= Eurocinema =

Eurocinema logo

EUROCINEMA is a worldwide television service dedicated to Award-Winning European films and selected Eurocentric lifestyle segments.

Currently, Eurocinema is available on demand to 36 million cable and telco subscribers in the U.S. and Canada.

== Partnerships ==
On March 15, 2013, Eurocinema entered a multi-year agreement with Miramax, allowing the network to debut some of the films from Miramax's international catalog.

On October 15, 2013, Eurocinema launched a streaming video site that allows users to rent and watch movies on their desktop computers and mobile devices.

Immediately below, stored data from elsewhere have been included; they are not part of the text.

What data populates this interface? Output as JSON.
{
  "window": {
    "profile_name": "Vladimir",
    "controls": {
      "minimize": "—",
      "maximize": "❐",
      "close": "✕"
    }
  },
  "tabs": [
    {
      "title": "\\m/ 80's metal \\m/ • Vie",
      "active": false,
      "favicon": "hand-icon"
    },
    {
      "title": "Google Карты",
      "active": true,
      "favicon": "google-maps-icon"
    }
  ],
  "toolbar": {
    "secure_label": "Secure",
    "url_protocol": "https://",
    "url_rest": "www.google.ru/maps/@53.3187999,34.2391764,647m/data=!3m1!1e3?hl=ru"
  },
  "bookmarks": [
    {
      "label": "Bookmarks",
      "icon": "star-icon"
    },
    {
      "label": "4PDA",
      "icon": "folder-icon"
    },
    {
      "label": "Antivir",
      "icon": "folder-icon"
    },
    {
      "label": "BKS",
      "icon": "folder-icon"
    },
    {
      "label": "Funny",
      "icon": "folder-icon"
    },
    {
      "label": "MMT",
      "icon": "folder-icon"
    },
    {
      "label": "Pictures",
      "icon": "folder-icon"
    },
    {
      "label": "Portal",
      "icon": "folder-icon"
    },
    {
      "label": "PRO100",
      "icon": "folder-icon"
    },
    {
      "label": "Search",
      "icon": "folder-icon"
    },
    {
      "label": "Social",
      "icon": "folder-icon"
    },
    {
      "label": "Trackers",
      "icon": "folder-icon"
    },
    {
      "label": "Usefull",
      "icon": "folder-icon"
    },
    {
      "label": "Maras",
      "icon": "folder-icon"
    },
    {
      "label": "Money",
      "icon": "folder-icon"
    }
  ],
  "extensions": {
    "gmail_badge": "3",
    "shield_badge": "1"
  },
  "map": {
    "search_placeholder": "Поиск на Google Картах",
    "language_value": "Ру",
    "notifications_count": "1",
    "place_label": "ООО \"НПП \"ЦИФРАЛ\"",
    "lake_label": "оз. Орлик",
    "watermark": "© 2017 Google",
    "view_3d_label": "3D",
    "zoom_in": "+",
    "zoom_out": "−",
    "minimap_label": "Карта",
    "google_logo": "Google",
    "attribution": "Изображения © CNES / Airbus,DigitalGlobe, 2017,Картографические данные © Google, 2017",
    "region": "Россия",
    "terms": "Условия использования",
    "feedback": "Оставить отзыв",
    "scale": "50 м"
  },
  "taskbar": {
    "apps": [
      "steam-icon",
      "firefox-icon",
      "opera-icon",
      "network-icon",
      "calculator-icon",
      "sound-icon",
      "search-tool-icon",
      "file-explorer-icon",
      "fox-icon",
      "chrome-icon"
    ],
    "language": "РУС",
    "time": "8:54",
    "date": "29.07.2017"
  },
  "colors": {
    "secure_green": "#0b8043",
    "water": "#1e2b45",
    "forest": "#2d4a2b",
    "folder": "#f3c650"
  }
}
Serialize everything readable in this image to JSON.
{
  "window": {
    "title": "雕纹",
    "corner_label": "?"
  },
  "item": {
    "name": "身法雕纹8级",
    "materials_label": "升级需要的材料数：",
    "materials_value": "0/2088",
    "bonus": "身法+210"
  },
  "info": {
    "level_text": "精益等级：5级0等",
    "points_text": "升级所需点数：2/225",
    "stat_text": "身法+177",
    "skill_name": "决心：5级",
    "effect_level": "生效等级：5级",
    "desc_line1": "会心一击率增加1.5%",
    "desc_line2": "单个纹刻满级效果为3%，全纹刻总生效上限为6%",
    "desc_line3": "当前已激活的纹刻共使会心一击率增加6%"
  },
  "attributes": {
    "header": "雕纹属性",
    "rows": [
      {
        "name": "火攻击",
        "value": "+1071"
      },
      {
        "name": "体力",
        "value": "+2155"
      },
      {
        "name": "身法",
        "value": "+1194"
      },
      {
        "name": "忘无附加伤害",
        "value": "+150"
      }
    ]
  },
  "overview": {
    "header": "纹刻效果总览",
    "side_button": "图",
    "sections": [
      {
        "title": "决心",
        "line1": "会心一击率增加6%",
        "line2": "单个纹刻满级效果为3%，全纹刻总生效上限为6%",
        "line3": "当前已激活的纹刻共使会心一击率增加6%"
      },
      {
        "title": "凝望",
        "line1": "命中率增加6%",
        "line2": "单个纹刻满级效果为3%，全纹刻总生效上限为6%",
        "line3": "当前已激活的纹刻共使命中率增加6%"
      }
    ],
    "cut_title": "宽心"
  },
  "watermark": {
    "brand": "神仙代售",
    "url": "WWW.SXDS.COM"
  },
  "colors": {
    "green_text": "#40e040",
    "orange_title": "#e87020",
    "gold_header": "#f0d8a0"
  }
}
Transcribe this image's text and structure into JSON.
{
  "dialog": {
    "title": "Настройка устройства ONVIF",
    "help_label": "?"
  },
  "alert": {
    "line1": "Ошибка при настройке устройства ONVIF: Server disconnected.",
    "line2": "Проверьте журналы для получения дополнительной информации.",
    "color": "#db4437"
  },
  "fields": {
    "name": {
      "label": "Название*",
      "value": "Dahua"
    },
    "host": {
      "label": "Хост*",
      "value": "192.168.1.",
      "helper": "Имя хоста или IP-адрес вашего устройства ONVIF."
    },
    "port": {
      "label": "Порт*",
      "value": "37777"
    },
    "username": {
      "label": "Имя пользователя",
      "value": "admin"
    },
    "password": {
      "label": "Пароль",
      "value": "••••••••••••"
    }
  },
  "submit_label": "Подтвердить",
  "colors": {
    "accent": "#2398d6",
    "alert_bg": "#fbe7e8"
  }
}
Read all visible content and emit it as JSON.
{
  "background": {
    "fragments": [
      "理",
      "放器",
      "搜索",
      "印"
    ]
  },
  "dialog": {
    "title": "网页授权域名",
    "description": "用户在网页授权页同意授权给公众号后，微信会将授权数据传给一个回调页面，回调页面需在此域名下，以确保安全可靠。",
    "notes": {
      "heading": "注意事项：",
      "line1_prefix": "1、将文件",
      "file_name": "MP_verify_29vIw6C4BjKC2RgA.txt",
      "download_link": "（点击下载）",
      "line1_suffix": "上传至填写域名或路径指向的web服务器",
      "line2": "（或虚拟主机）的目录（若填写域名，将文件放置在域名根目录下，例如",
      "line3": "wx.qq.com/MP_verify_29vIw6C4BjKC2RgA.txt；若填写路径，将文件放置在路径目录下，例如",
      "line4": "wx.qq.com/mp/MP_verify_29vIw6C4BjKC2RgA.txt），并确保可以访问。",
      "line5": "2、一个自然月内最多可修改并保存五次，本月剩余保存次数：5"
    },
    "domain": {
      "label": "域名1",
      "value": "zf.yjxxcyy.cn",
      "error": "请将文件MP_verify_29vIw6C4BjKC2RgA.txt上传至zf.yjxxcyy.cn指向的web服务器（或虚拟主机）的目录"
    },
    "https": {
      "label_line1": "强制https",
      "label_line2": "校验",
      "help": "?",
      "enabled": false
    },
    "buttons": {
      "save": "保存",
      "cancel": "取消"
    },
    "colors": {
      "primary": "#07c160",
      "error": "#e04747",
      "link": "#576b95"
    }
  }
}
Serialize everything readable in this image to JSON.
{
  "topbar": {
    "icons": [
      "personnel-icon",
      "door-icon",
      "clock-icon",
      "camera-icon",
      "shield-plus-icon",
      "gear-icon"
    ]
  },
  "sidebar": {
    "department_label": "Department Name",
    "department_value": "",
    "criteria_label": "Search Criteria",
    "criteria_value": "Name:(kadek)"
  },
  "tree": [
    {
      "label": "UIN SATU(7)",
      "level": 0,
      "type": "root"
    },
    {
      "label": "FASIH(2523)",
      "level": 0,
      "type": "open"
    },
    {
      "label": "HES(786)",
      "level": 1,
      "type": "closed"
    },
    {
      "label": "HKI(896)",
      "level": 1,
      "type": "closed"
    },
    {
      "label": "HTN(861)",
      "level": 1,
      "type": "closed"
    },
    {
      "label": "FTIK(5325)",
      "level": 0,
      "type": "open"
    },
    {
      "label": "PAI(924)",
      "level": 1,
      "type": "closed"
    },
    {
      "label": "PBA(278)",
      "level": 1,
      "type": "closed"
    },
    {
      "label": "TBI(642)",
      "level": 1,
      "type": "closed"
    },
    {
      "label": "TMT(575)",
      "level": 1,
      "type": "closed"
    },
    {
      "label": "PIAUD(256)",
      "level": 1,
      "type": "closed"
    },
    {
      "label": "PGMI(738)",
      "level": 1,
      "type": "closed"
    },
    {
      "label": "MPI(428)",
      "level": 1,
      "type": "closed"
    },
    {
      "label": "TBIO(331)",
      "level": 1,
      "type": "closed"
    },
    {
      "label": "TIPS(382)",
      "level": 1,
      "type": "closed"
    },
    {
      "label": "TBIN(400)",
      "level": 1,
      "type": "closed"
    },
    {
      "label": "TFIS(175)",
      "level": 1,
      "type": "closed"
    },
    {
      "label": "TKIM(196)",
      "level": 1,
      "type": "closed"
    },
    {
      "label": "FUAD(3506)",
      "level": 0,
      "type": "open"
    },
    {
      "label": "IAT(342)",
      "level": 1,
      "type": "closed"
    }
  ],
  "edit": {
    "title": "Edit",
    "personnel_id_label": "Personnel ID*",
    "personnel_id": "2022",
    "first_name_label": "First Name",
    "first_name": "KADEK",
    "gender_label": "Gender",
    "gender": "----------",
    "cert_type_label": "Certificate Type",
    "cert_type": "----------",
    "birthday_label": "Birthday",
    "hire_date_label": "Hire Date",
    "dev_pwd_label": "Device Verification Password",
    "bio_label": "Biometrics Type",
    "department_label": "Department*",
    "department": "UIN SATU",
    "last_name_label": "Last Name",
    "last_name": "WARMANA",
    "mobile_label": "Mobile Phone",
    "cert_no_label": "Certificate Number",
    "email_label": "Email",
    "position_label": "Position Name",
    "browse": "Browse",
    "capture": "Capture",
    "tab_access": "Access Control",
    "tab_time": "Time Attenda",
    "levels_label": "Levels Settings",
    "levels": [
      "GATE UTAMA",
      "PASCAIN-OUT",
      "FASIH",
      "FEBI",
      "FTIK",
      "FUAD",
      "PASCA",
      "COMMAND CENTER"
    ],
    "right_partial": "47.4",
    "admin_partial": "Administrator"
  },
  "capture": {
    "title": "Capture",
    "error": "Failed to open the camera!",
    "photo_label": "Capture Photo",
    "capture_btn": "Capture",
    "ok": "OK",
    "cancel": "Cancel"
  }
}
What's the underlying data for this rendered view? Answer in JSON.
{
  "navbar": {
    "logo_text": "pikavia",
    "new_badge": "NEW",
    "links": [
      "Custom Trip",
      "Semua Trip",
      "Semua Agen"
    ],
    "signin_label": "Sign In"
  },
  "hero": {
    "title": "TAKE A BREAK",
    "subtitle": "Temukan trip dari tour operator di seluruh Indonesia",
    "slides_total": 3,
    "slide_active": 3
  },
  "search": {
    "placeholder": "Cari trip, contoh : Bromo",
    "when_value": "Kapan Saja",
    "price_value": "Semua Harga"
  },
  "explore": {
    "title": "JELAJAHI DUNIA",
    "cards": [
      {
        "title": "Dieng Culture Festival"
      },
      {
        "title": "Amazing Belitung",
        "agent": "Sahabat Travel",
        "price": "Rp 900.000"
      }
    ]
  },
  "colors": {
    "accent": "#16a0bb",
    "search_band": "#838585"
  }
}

In October 2015, Eurocinema announced its ambition to launch a linear television channel called Eurocinema World during 2016.

On October 15, 2016, Amazon.com announced a deal to make a selection of Eurocinema content available on its Amazon Video streaming service under the brand Eurocinema Carte Blanche.

Additional Eurocinema partners include Samuel Goldwyn Films, MusicBox Films, Kino Lorber, Euronews, France 24, Unifrance, Alliance Francaise, French Cultural Office (French Embassy), French Consulate, and others.

== History ==
Eurocinema was co-founded and launched in 2007 by Sebastien Perioche and made its cable debut that same year. Eurocinema is a registered trademark of Eurocinema-USA, LLC.